This issue will be devoted to reviewing some of the recent new research related to CFS and fibromyalgia. In addition, I would like to report on the 2nd annual meeting of the Sonoma Working Group, which was held September 24-28, 2008 in Sonoma California. This group is composed of 30 of the world's leading CFS researchers and clinicians. Each year we are brought together to compare notes and teach each other what we've learned. We have also been offered what may be the largest CFS research grant ever given, with our instructions being to explore the causes of CFS and to determine how to address it effectively. I am honored to be the Chairman of the Protocols Committee for this study.
With 30 very bright and very opinionated CFS researchers, the sparks were flying—and everyone learned a lot! In this article, I am happy to give an overview of some of the ideas that I found to be most interesting.
Overall, there is a growing consensus that there is an energy crisis occurring in CFS and that many of the symptoms in CFS are actually the body's way of protecting itself when it can't make the energy it needs. There is also increasing agreement on hypothalamic dysfunction (like "blowing a fuse" ) being present. Research presented focused on several key areas. These included:
- The causes of the energy crisis. This included studies on the role of infections in causing or perpetuating CFS as well as carbon monoxide sensitivity being a cause in those with MCS (Multiple Chemical Sensitivity) combined with light, sound and taste sensitivity. The talks included:
- A review of mycoplasma and other antibiotic sensitive infections in CFS by Dr. Garth Nicholson.
- Dr. Liv Bode presented the research done by a pair of German scientists showing that stomach Borna virus infections are very common in CFS, and often improve with the use of an old antiviral drug called symmetrel (amantadine), which is helpful in some CFS patients.
- Professor Kenny DeMeirleir discussed the presence of Parvo virus infections in the stomach, as well as the role of bacterial bowel infections. He found that instead of the normal E.Coli bacteria present in the gut, large levels of lactic acid producing gram positive bacteria are present.
- Dr. Joe Burrascano, noted Lyme disease expert, discussed the role of tick borne infections and extended antibiotic use.
- Research in patients with Multiple Chemical Sensitivity in association with light, sound and/or taste sensitivity and a specific set of facial features that may be associated with carbon monoxide poisoning (requiring specific tests and which improves after 4 months of using oxygen a few hours a day).
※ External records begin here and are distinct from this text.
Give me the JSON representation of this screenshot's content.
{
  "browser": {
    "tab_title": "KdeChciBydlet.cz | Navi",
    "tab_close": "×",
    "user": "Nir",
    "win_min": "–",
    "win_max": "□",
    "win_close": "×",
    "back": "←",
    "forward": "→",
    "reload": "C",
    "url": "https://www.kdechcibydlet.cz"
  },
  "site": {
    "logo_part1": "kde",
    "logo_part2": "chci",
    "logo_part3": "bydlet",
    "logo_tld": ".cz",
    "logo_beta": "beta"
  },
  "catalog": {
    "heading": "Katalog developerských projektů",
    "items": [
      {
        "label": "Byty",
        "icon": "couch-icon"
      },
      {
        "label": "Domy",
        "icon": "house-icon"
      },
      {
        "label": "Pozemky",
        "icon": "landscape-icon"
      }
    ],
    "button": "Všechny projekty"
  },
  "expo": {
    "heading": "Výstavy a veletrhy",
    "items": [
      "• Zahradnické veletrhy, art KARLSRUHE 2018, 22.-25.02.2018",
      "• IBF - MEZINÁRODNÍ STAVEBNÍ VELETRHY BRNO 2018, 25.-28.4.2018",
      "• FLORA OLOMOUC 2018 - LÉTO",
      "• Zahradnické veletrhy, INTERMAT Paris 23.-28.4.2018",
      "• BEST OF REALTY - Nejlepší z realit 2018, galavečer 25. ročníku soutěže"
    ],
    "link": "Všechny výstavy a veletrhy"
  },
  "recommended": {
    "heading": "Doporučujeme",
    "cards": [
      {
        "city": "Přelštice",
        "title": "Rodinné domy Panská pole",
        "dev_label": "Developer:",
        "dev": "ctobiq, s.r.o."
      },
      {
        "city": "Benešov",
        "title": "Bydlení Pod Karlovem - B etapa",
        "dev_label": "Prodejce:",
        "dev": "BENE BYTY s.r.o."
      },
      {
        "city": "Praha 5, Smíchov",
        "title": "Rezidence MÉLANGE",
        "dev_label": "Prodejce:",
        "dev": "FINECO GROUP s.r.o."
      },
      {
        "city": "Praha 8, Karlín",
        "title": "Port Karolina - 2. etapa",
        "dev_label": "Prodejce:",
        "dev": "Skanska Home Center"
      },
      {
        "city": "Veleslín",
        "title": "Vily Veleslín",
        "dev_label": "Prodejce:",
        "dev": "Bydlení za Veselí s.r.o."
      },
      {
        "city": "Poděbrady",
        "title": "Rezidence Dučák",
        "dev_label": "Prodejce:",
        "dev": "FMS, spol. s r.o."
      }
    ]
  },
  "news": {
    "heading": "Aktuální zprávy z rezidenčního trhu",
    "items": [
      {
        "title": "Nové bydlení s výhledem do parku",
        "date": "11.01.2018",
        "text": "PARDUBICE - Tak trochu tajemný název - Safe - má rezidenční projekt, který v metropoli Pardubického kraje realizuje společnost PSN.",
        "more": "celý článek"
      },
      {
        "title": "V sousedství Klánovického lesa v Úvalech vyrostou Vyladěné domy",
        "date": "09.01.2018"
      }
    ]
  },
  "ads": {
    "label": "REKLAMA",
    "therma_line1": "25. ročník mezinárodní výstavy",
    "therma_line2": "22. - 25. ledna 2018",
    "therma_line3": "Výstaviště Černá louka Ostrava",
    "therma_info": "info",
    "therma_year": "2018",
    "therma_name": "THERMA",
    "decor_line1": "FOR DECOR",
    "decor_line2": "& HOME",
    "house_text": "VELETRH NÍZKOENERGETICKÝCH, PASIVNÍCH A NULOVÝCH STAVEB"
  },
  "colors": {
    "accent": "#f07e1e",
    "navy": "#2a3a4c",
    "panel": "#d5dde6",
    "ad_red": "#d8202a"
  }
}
- What is the biochemistry that causes some people to get CFS and that causes the energy crisis in response to whatever triggered the CFS? This included work on:
- Methylation Cycle Defects—This is research presented by Dr. Neil Nathan (a superbly knowledgeable CFS specialist) showing that the theories proposed by Dr. Rich Van Konynenburg, Ph.D and Dr. Richard Deth are on the mark. Although not placebo controlled, the study suggested that a mix of nutrients supporting “Methylation” can be helpful in CFS—especially those that have failed other therapies. I will be doing an article on a simplified approach to this protocol in an upcoming newsletter.
- Oxidative stress—There appears to be difficulty handling energy production using oxygen. Work by Dr. Paul Cheney showed that oxygen is actually toxic in CFS, and that many of the changes in CFS are caused by the body adapting to protect itself against oxygen toxicity.
- Nitric Oxide (NO/ONOO cycle) issues—This is the research and theories proposed by Professor Martin Pall. Most of the therapies that would help this problem are already addressed in the “SHINE Protocol” we discuss in From Fatigued to Fantastic! (FFTF).
- Cytokine (immune chemical) abnormalities, including TGF Beta 1. This included research by Dr. Ritchie Shoemaker, who developed the neurotoxin theory of CFS discussed in FFTF. He also took on the task of keeping us all intellectually and scientifically honest during the weekend.
- The downstream effects of the energy crisis which then directly triggers symptoms. These included:
- Research by Paul Cheney on the marked heart function abnormalities seen in CFS. He uses very specialized echocardiography to measure this, and documented toxicity when given oxygen. He showed research suggesting that bison heart growth factors applied to the skin may be a very promising therapy in the future. The heart problems were largely reversible or inducible—usually within minutes—as various therapies were applied.
- I discussed hypothalamic dysfunction and the associated sleep, hormonal and autonomic dysfunctions (low blood pressure, sweating, etc.) caused by this dysfunction. This then can cause the hormonal, sleep and autonomic dysfunctions seen in CFS.
As you can see, our understanding of this illness continues to grow, offering new therapy possibilities!